When you fear that your throat is tightening so you are going to stop breathing, you actually will think that it is possible to stop breathing.
When you start to rationalize that you will not stop breathing, then you can actually register that your throat tightened but you're still breathing.
Eventually, this will no longer be a perceived reality but just a simple fear.
That's when the battle over fears can be conquered.
CBT works by figuring out what is the reasoning behind the fears and establishing the patterns a sufferer goes through.
Then the sufferer needs to learn to be less sensitive to the fear.
This may mean exposing the person to what they fear the most until they eventually no longer have this fear.
CBT for a panic attack can be a simple process or a very complex process.
It all depends on what is involved with the trigger for the panic attack anxiety.
If the person just has a fear of heights but there are no behaviors or emotional issues connected with it, then this person may only need to be exposed to heights.
This exposure may need to be repeated a few times.
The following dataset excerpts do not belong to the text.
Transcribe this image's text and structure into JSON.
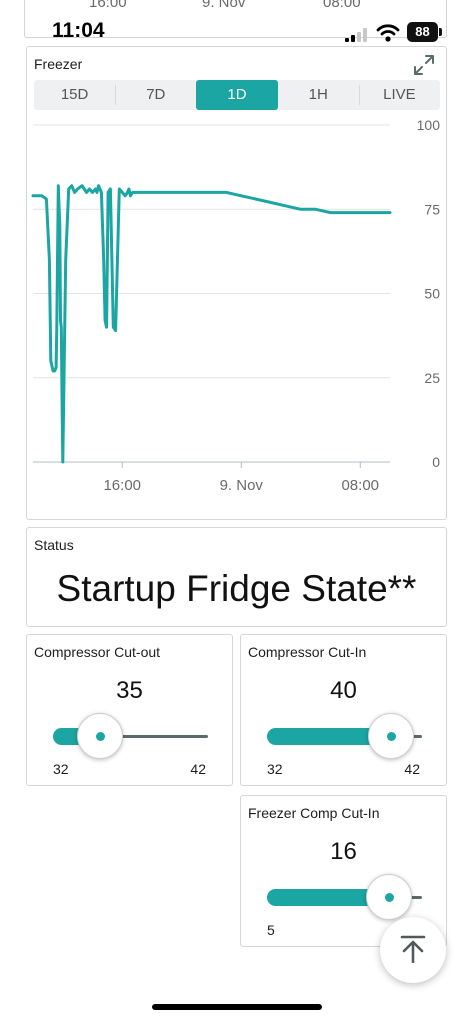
{
  "top_card_peek": {
    "labels": [
      "16:00",
      "9. Nov",
      "08:00"
    ]
  },
  "status_bar": {
    "time": "11:04",
    "battery": "88"
  },
  "chart_card": {
    "title": "Freezer",
    "tabs": [
      {
        "label": "15D",
        "active": false
      },
      {
        "label": "7D",
        "active": false
      },
      {
        "label": "1D",
        "active": true
      },
      {
        "label": "1H",
        "active": false
      },
      {
        "label": "LIVE",
        "active": false
      }
    ]
  },
  "chart_data": {
    "type": "line",
    "title": "Freezer",
    "xlabel": "",
    "ylabel": "",
    "xlim": [
      0,
      24
    ],
    "ylim": [
      0,
      100
    ],
    "yticks": [
      0,
      25,
      50,
      75,
      100
    ],
    "xtick_labels": [
      {
        "x": 6,
        "label": "16:00"
      },
      {
        "x": 14,
        "label": "9. Nov"
      },
      {
        "x": 22,
        "label": "08:00"
      }
    ],
    "grid": true,
    "series_color": "#1ba5a3",
    "series": [
      {
        "name": "",
        "x": [
          0.0,
          0.6,
          0.9,
          1.1,
          1.2,
          1.35,
          1.45,
          1.55,
          1.6,
          1.7,
          1.8,
          1.85,
          1.9,
          1.95,
          2.0,
          2.2,
          2.4,
          2.6,
          2.8,
          3.0,
          3.3,
          3.6,
          3.8,
          4.0,
          4.2,
          4.3,
          4.4,
          4.5,
          4.6,
          4.75,
          4.85,
          4.95,
          5.05,
          5.2,
          5.4,
          5.55,
          5.8,
          6.0,
          6.2,
          6.35,
          6.45,
          6.55,
          6.7,
          6.85,
          7.0,
          8.0,
          9.0,
          10.0,
          11.0,
          12.0,
          13.0,
          14.0,
          15.0,
          16.0,
          17.0,
          18.0,
          19.0,
          20.0,
          21.0,
          21.5,
          22.0,
          22.5,
          23.0,
          23.5,
          23.6,
          23.7,
          23.8,
          23.9,
          24.0
        ],
        "y": [
          79,
          79,
          78,
          60,
          30,
          27,
          27,
          28,
          40,
          82,
          70,
          42,
          40,
          20,
          0,
          60,
          81,
          82,
          80,
          81,
          82,
          80,
          81,
          80,
          81,
          80,
          82,
          81,
          80,
          60,
          42,
          40,
          80,
          81,
          40,
          39,
          81,
          80,
          79,
          80,
          81,
          79,
          80,
          80,
          80,
          80,
          80,
          80,
          80,
          80,
          80,
          79,
          78,
          77,
          76,
          75,
          75,
          74,
          74,
          74,
          74,
          74,
          74,
          74,
          74,
          74,
          74,
          74,
          74
        ]
      }
    ]
  },
  "status_card": {
    "title": "Status",
    "text": "Startup Fridge State**"
  },
  "sliders": [
    {
      "title": "Compressor Cut-out",
      "value": "35",
      "min": "32",
      "max": "42",
      "level": 0.3
    },
    {
      "title": "Compressor Cut-In",
      "value": "40",
      "min": "32",
      "max": "42",
      "level": 0.8
    },
    {
      "title": "Freezer Comp Cut-In",
      "value": "16",
      "min": "5",
      "max": "",
      "level": 0.79
    }
  ]
}
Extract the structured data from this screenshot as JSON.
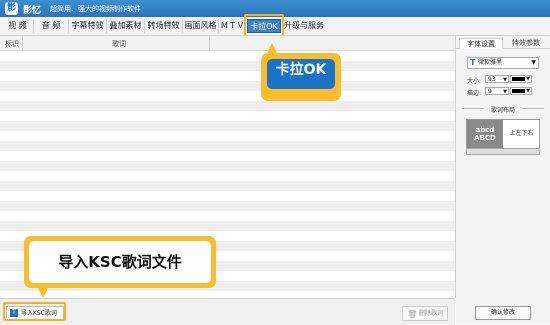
{
  "app": {
    "logo": "影",
    "name": "影忆",
    "tagline": "超简用、强大的视频制作软件"
  },
  "tabs": [
    {
      "label": "视 频"
    },
    {
      "label": "音 频"
    },
    {
      "label": "字幕特效"
    },
    {
      "label": "叠加素材"
    },
    {
      "label": "转场特效"
    },
    {
      "label": "画面风格"
    },
    {
      "label": "M T V"
    },
    {
      "label": "卡拉OK",
      "active": true
    },
    {
      "label": "升级与服务"
    }
  ],
  "table": {
    "col_mark": "标识",
    "col_lyrics": "歌词"
  },
  "bottom": {
    "import_label": "导入KSC歌词",
    "import_icon": "T",
    "delete_label": "删除歌词"
  },
  "side": {
    "tab_font": "字体设置",
    "tab_effect": "特效参数",
    "font_icon": "T",
    "font_name": "微软雅黑",
    "size_label": "大小:",
    "size_value": "93",
    "stroke_label": "描边:",
    "stroke_value": "9",
    "color_hex": "#000000",
    "section_title": "歌词布局",
    "layout_preview_1": "abcd",
    "layout_preview_2": "ABCD",
    "layout_name": "上左下右",
    "confirm_label": "确认修改"
  },
  "callouts": {
    "karaoke": "卡拉OK",
    "import": "导入KSC歌词文件"
  },
  "colors": {
    "accent": "#2a73b9",
    "highlight": "#f5b11f"
  }
}
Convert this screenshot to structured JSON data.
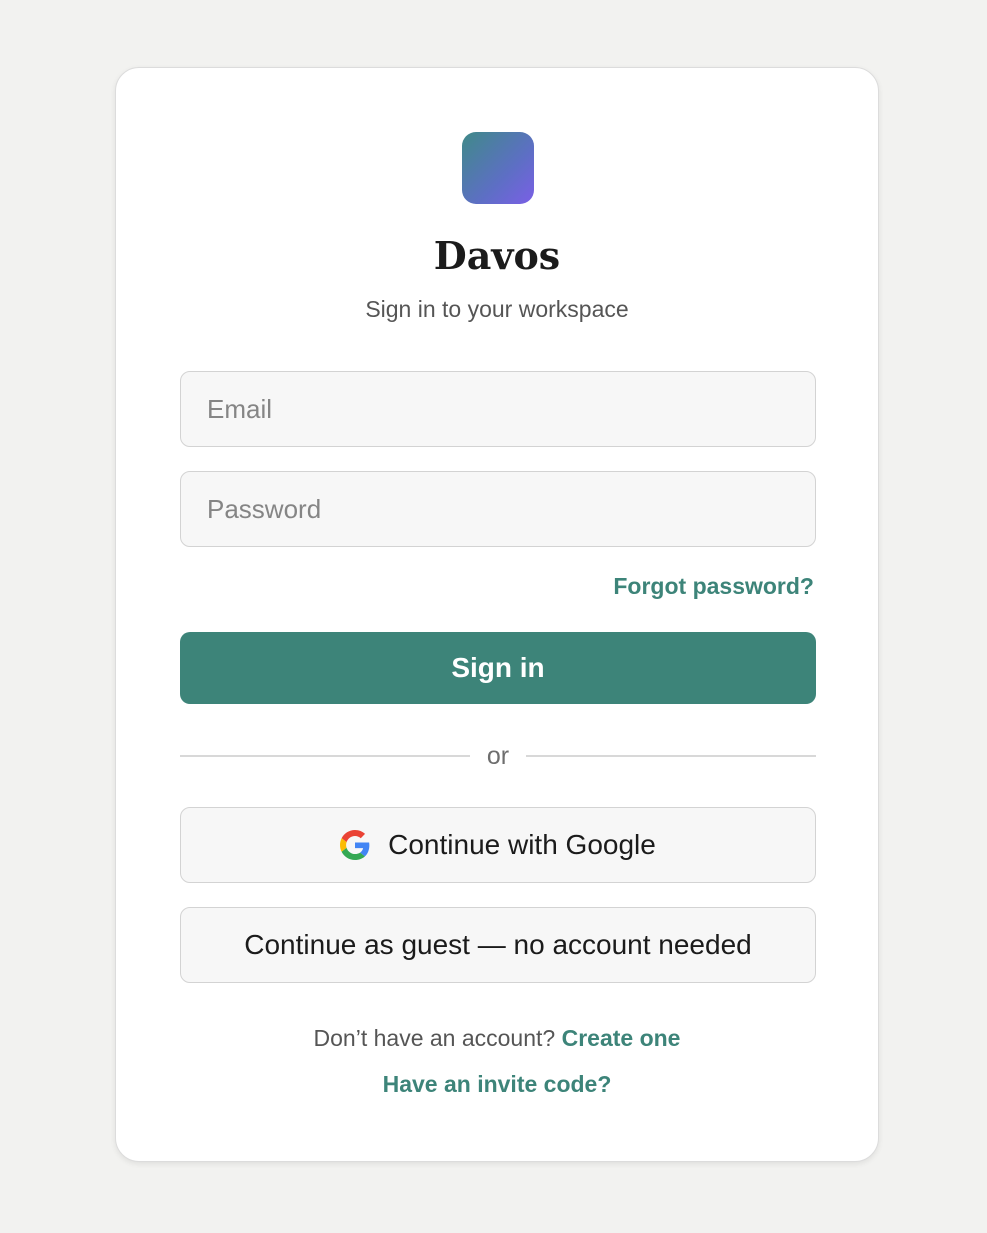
{
  "app": {
    "title": "Davos",
    "subtitle": "Sign in to your workspace"
  },
  "form": {
    "email": {
      "placeholder": "Email",
      "value": ""
    },
    "password": {
      "placeholder": "Password",
      "value": ""
    },
    "forgot_label": "Forgot password?",
    "submit_label": "Sign in"
  },
  "divider": {
    "label": "or"
  },
  "alt_auth": {
    "google_label": "Continue with Google",
    "guest_label": "Continue as guest — no account needed"
  },
  "footer": {
    "no_account_text": "Don’t have an account?",
    "create_label": "Create one",
    "invite_label": "Have an invite code?"
  },
  "icons": {
    "logo": "app-logo",
    "google": "google-g-icon"
  },
  "colors": {
    "accent": "#3d8479",
    "background": "#f2f2f0",
    "card": "#ffffff",
    "logo_gradient_start": "#3f8a88",
    "logo_gradient_end": "#7a5fe6"
  }
}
If the issue is a fear of dark closed in spaces and there was an incident when the sufferer was a child and he/ she got stuck in the dark trunk of a car, then the issues have to be dealt with individually and as a whole.
Panic attacks are the physical manifestation of psychological fears.
The severity of the condition depends on what all is involved with the fear.
The physical symptoms can include but are not limited to shortness of breath, sweating, rapid heartbeat or the feeling of losing complete control.
CBT for a panic attack works to help the overwhelmed sufferer to overcome the effects of the attack.
Eventually, the attacks will lose severity until the treatment makes the attacks stop.
The panic attack sufferer needs to learn not to associate the natural physical symptom with a psychological fear.
This means that if their throat tightens; it doesn't mean that they will not be able to breathe.
A good way to make sure that CBT for panic attacks works is to start a journal.
Write down everything that you can about how you are feeling, what you think triggered an attack or anything else that you think is important.
By keeping track of how you feel and how you respond to situations, you can learn and understand what needs to be done to be able to overcome panic attacks.
When you are suffering through a panic attack it is hard to think clearly about the situation.
Everything seems real, for that moment, and the fears seem real.
Later when you are no longer having a panic attack; you can rationalize your feelings about what happened.
During an attack, this is nearly impossible.
When using CBT, the sufferer learns how distinguish what is real and what is perceived to be real.
They learn how to cope with their perceptions and how to turn them around.
This is not something that will happen overnight.
It is a process that must be done in steps.
On each level, or step, the realization that the fears are not real dangers gradually starts to register on the mind.
When you fear that your throat is tightening so you are going to stop breathing, you actually will think that it is possible to stop breathing.
When you start to rationalize that you will not stop breathing, then you can actually register that your throat tightened but you're still breathing.
Eventually, this will no longer be a perceived reality but just a simple fear.
That's when the battle over fears can be conquered.